Avec JW Studios, la sneaker n’est jamais un produit fini. C’est un processus. Une transformation. Une pièce façonnée à la main, où chaque détail raconte le geste qui l’a créé. Cette vision prend une nouvelle forme avec la Mizuno MXR “Kuro Gaki”, une collaboration qui pousse encore plus loin la logique artisanale initiée sur les précédents projets.

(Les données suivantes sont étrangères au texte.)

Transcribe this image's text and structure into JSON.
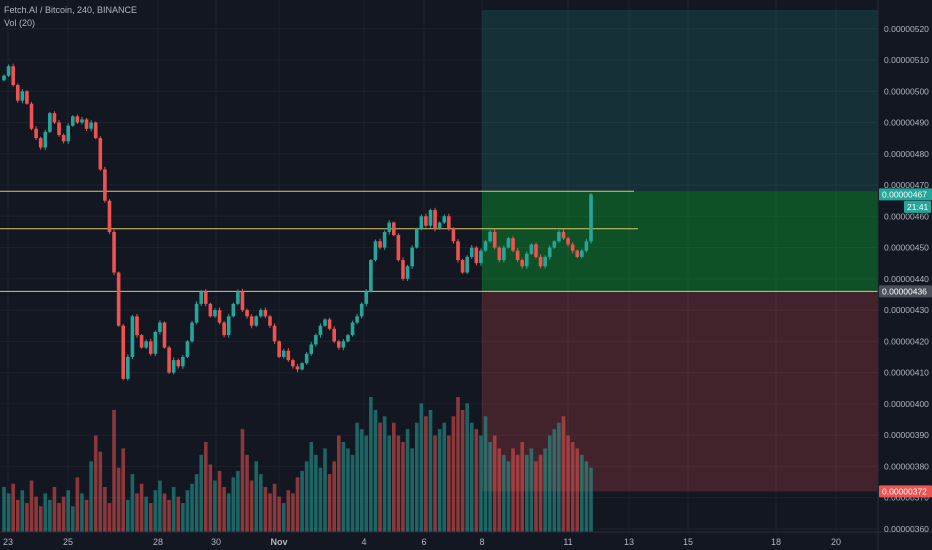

Basée sur la MXR, silhouette rétro-tech inspirée du running des années 2000, la paire sert ici de toile brute. Mais très vite, elle disparaît derrière le travail manuel. Chaque sneaker est teinte à la main, selon une technique qui crée des variations naturelles, rendant chaque paire unique.
Le nom “Kuro Gaki” fait directement référence à ce processus. Dans la continuité du travail autour du kakishibu — une teinture japonaise traditionnelle issue de la fermentation du kaki — JW Studios explore ici une version plus sombre, plus profonde, presque brûlée de cette palette naturelle.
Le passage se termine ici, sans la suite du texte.